I know, you’re totally shocked! Well, at the last writer’s workshop event I completely blew my cover by becoming the infamous classroom stereotype:
This month’s writers’ workshop was with Mackenzie Cadenhead. Mackenzie is an accomplished author and former editor at Marvel. Oh yeah, that’s right thee MARVEL.
Mackenzie was kind enough to walk us through the how tos of creating a comic book and as her example she happened to use a comic that is very near and dear to my heart Runaways. Like comic books? You should check it out. Don’t like comic books? What is wrong with you?
Like many of our children’s media properties the comic book starts with a pitch. Every comic should be based around a clearly articulated, exaggerated metaphor. Like X-Men being about discrimination and discovering yourself. Runaways is all about old vs. young, rules vs. freedom. The series is about six young friends who find out that their parents are actually super villains. The teens run away and discover that they have superpowers, too (well some of them are more like stolen gadgets but you get the picture). The kids resolve to right the wrongs of their parents and be a force for good.
So how to make that awesome idea into a series? A standard comic pitch usually goes through 5 or 6 book arcs (that’s enough for 1 trade paperback graphic novel, as they call them). The end of every issue is of course a cliffhanger, leaving the readers wanting more.

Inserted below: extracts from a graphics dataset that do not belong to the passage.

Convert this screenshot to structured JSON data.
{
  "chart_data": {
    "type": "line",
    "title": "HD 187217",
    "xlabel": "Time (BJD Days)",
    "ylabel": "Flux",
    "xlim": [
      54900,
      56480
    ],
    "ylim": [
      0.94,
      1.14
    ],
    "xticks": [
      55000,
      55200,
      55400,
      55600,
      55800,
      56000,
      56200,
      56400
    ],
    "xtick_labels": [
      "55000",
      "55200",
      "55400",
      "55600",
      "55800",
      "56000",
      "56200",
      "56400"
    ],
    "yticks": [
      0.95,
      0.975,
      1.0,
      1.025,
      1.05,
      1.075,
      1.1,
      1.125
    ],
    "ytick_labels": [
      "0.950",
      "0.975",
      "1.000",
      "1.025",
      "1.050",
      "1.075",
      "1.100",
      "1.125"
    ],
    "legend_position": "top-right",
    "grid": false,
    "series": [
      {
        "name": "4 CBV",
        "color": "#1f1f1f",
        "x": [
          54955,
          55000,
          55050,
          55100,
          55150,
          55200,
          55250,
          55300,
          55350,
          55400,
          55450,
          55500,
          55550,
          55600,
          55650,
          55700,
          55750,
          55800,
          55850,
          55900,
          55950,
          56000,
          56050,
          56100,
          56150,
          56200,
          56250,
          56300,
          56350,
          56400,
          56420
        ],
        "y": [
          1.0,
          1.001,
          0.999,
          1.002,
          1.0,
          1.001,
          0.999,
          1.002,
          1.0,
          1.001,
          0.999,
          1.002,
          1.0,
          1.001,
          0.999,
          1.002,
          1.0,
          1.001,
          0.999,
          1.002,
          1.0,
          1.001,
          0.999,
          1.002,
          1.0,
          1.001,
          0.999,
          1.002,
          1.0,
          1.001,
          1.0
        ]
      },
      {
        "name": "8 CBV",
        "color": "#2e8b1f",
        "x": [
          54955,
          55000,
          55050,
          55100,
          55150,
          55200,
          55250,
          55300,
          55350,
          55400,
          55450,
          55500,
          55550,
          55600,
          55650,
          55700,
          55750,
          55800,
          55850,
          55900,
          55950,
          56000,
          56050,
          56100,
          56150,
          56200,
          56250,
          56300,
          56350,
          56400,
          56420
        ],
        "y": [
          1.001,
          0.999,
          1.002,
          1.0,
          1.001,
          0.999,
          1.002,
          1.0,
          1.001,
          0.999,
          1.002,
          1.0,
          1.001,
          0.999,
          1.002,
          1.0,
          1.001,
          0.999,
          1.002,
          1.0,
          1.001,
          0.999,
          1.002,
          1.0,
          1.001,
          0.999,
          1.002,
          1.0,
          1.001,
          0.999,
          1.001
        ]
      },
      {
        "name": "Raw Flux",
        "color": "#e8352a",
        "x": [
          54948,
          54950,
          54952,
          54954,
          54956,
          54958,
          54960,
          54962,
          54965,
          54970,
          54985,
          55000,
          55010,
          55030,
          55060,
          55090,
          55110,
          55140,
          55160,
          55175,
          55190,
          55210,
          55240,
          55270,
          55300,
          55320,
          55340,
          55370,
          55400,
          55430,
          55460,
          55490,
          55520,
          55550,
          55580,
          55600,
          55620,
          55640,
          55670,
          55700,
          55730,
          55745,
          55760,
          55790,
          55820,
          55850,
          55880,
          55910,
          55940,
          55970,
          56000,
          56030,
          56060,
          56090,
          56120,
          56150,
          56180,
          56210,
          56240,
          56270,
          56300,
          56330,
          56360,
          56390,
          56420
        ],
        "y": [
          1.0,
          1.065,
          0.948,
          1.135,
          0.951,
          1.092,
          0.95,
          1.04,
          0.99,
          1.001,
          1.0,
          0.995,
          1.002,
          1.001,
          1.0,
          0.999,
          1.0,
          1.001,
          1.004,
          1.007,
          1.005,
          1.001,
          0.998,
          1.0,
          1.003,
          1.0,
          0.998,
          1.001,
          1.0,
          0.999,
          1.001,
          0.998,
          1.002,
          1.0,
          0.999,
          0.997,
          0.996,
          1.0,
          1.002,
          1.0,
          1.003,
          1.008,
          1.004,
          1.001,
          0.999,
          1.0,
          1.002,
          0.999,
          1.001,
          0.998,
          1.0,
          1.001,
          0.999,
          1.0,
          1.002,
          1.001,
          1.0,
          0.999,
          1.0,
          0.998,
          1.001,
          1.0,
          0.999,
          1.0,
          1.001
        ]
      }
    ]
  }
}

After the pitch is the script (still in familiar territory here). It looks a bit like a screenplay with the panel descriptions and dialogue all typed out. Sometimes writers suggest layout, sometimes they don’t. Now here’s where it gets all “wha?” for those of us who don’t work in the comic arts. The job of Mackenzie, as editor, is really to be the go between between the writer and artist as none of them are likely to be in a room at the same time. After script comes layout which is really like a rough storyboard. After the layout is decided on the pencil drawings are done. These look more final but are still, well, in pencil (hence the name). Once the pencils are done the panels are inked. The inking really indicates the light source and is an amazing art form unto itself. After the inking comes coloring, another powerful tool. Color choices can reflect mood or the characters’ alignment, it can also show the passage of time and time of day. Then after the pictures are final, inked and colored, the letterers come in and fill in the text of the book. A good editor and a good artist know enough to leave room in the picture for the dialogue to fit and the writer also needs to be aware that there’s not room for a 20 line monologue in one panel. The editor has to juggle all these artists artistic sensibilities and make them gel into one cohesive unit. From what I can tell comic book writing is somewhere in between writing a teleplay and a silent movie script. You count on the pictures to fill in information so you don’t have to have text spell everything out for you. It sounds like a really interesting challenge. Kind of like saving the world on a daily basis, only on a smaller scale.
Main Takeaway: My first thought was: comic books look like they’re hard to write. I want to do it! Read ‘em or don’t read ‘em but there’s no doubt that comics are an amazing art form. Every medium presents its own sets of challenges and triumphs.
Personal Takeaway: What a great medium for exploring wonderful universal truths with kids or anyone! As a kid I learned from Spider-Man that with great power comes great responsibility. I learned from Batman that you can do one of two things with the tragedies that happen in life – use them to become a better person or use them to go dark side. We all have the potential to be monsters or heroes. And I learned from the Incredible Hulk that you wouldn’t like me when I’m angry. Okay, maybe not that last one but rule of threes and all that…
Inappropriate Takeaway: I don’t know if it’s inappropriate or just an interesting factoid but comics are not returnable. Once they’re stocked in the store they’re there and there’s no ripping off the covers and returning them to the publisher. My local comic book store should’ve thought of that before purchasing 8 million copies of Peter Porker: The Amazing Spider Ham ‘cause I’m pretty sure I was the only one itching to buy that one on new comic book day. (It was my favorite comic book when I was a kid, by the way, next to Katy Keene.)